Hitchcock/Welles Film Series: Spellbound (1945)
“So many psychiatrists, with so much to say: Hitchcock uses them and occasionally abuses them. Since Spellbound is chockablock with psychiatrists, including the rare female one–Constance (played by Ingrid Bergman)–we should mention two other Hollywood psychotherapsts, although Hitchcock himself was never known to have consulted one personally.
“For a good twenty years or so, from the 1940s on, Spellbound was typical of Hollywood’s fascination with psychiatrists or, perhaps more precisely, Sigmund Freud. Sometimes, as in Jacques Tourneur’s Cat People (1942), an analyst deludes himself that he can tame even the wild feline urges of Simone Simone’s purring Transylvanian cat woman, or, to make nice, Nunnally Johnson’s Three Faces of Eve (1957), in which Lee J. Cobb gently analyzes Joanne Woodward’s Eve and tries to harmonize her triply dissociated selves. Hitchcock’s other major shrink at the end of Psycho gets the Master of Suspense’s second most screen time since Spellbound, but for many critics it is way too much time, and whether we are to take his callous, pompous speech about Norman Bates as ironic or genuine is a subject of debate.
“Spellbound is a typically delicious Hitchcock double plot: an amnesiac Gregory Peck arrives at Dr. Edwards’s Asylum thinking that he is a new hire for the medical staff, while what really happened to the former director of the asylum remains a mystery. Ingrid Bergman makes, of course, the most rudimentary mistake of an analyst, falling in love with her patient, as she analyzes his dream sequences, fascinatingly choreographed by none other than the master of the surreal, Salvador Dali.
“Spellbound has both wonderful and preposterous Hitchcockian sequences.
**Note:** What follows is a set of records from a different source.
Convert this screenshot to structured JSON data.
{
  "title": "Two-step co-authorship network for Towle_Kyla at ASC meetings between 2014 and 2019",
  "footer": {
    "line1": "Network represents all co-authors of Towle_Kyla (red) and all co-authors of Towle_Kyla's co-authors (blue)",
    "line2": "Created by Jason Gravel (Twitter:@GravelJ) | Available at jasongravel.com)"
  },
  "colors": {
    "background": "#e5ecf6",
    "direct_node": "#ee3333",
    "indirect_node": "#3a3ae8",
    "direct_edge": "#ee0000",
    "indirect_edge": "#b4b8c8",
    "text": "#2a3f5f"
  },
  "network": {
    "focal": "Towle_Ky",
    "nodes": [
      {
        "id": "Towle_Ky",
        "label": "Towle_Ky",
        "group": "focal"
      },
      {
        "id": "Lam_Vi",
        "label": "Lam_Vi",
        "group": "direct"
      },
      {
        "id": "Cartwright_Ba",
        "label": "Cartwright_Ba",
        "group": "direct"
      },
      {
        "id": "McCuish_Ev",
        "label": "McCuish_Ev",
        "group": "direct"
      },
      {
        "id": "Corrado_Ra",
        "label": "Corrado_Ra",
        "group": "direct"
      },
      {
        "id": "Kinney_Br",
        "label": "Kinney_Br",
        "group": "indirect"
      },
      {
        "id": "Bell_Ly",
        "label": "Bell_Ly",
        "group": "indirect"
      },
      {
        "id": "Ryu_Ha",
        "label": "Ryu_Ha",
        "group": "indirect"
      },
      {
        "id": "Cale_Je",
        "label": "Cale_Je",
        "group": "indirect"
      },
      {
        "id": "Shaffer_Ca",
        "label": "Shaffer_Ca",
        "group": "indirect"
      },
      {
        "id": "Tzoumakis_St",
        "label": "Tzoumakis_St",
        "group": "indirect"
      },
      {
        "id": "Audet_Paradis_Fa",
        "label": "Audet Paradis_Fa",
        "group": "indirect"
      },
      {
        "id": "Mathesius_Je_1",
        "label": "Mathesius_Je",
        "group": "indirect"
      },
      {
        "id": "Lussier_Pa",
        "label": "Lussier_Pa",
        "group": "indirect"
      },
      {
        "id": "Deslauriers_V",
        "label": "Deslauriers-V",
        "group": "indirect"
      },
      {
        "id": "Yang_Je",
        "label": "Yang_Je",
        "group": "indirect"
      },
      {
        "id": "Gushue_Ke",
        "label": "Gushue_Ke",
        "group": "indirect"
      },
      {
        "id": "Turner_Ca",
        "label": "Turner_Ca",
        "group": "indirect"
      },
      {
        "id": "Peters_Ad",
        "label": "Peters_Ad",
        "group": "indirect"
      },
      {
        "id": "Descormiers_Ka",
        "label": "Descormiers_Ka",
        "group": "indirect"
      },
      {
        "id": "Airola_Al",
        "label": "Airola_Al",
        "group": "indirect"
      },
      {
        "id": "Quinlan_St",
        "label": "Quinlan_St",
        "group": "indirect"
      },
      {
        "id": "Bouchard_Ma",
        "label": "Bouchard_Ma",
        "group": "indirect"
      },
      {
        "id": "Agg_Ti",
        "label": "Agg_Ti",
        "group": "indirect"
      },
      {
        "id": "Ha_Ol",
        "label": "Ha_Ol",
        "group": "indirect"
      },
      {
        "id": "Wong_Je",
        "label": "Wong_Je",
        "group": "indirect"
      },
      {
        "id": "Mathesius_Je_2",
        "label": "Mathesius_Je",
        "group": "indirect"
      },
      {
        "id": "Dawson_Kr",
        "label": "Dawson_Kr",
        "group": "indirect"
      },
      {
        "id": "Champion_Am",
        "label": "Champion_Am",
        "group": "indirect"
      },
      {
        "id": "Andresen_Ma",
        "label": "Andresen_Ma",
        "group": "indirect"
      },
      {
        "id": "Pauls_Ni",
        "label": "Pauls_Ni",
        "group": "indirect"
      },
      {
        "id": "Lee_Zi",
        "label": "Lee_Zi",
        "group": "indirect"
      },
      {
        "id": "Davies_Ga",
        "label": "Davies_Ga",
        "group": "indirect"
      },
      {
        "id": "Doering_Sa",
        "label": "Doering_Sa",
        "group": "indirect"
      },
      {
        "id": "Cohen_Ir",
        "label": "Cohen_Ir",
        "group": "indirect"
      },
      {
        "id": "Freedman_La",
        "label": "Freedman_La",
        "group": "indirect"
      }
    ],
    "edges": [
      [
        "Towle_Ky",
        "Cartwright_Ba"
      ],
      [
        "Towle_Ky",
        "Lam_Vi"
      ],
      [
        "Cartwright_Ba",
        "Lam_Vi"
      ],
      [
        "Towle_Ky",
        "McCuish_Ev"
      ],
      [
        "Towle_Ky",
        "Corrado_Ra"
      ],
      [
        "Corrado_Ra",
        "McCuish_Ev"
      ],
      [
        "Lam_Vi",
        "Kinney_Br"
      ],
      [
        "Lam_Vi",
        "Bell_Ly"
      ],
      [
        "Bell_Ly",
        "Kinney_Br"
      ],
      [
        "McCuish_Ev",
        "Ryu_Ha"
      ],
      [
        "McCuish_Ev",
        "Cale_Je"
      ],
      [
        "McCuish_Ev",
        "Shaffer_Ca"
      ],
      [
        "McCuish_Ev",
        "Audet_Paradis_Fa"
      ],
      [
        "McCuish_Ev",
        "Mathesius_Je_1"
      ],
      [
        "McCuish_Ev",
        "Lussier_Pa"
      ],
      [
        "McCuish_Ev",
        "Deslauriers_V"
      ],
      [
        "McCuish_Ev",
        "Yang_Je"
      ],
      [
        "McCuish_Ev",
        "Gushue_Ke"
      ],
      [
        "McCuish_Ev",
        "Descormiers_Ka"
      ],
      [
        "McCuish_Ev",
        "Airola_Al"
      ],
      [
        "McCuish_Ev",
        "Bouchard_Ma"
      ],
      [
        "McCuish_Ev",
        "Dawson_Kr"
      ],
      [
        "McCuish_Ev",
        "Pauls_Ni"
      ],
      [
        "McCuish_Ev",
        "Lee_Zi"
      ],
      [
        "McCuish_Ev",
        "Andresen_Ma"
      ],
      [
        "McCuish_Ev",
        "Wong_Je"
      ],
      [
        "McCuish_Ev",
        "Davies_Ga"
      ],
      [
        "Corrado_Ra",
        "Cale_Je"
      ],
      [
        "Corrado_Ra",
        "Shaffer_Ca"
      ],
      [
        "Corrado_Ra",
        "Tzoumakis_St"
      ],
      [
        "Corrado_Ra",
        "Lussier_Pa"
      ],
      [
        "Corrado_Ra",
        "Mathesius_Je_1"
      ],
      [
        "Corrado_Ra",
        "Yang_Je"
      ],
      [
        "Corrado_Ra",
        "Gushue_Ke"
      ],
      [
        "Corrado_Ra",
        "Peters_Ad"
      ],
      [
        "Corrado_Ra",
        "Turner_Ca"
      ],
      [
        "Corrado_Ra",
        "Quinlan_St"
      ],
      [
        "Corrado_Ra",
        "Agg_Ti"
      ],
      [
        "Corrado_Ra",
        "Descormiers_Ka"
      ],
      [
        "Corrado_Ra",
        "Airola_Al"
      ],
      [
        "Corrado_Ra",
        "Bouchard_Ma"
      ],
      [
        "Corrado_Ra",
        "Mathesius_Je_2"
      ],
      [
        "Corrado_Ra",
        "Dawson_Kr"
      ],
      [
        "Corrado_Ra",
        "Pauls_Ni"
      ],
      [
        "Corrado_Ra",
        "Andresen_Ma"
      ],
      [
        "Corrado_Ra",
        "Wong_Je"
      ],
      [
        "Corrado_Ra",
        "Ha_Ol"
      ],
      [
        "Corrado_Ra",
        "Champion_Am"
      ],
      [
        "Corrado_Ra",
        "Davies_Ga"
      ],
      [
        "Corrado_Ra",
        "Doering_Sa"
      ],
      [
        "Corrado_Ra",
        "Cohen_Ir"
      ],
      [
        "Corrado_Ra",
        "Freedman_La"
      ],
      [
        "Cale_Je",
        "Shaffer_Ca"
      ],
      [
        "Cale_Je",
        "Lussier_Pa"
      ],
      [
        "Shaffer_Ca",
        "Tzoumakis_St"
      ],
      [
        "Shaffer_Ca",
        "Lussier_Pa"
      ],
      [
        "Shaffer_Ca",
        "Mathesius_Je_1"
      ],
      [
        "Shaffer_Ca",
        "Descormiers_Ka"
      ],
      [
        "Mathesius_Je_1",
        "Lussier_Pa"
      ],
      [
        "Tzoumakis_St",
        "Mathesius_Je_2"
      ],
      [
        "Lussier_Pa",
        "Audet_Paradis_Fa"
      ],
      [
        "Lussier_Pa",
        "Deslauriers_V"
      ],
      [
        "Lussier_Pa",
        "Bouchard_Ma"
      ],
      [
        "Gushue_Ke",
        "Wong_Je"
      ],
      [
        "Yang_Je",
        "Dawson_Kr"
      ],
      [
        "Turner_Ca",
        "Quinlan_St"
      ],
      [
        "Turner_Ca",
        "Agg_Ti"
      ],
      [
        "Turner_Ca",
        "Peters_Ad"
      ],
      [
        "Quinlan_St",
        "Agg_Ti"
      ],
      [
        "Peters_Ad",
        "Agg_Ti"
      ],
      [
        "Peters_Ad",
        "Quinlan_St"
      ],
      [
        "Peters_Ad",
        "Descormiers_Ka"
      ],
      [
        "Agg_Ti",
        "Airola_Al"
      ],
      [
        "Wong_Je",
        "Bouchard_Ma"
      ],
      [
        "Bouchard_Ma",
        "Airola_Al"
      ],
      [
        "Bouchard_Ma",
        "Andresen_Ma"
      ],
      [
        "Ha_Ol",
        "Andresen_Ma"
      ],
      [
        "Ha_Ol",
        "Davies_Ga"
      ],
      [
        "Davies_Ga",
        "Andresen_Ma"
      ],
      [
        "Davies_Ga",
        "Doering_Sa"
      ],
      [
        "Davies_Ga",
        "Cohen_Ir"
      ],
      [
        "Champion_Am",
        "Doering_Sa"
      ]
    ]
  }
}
Clearly Hitchcock had more fun than he should have in concocting this Freudian fest. One of the sequences dropped, alas, from the script, featured two men, one a psychoanalyst, the other a new patient, sharing a train compartment. One grabs a fly and tears its wings off. The other man says, “Oh, I wouldn’t do that, if I were you.” The audience, Hitchcock gleefully anticipated, “would have to figure out which was the crazy man.”
“Following the screening will be a discussion with Tom Zaniello. Zaniello, Capitol Hill resident and facilitator of the Capitol Hill Village’s Cinephiles film discussion group, was formerly Director of the Honors Program at Northern Kentucky University. He has taught courses in Hitchcock’s films at Northern Kentucky University and the University of Maryland.
“Seating is on a first come, first served basis. Those who have registered for the event must be in their seats 15 minutes prior to the start time to guarantee their spot. At that time, remaining seats will be released to those who are on the wait list. Once the guests on the wait list have been seated, any walk-ins will be shown their seats.”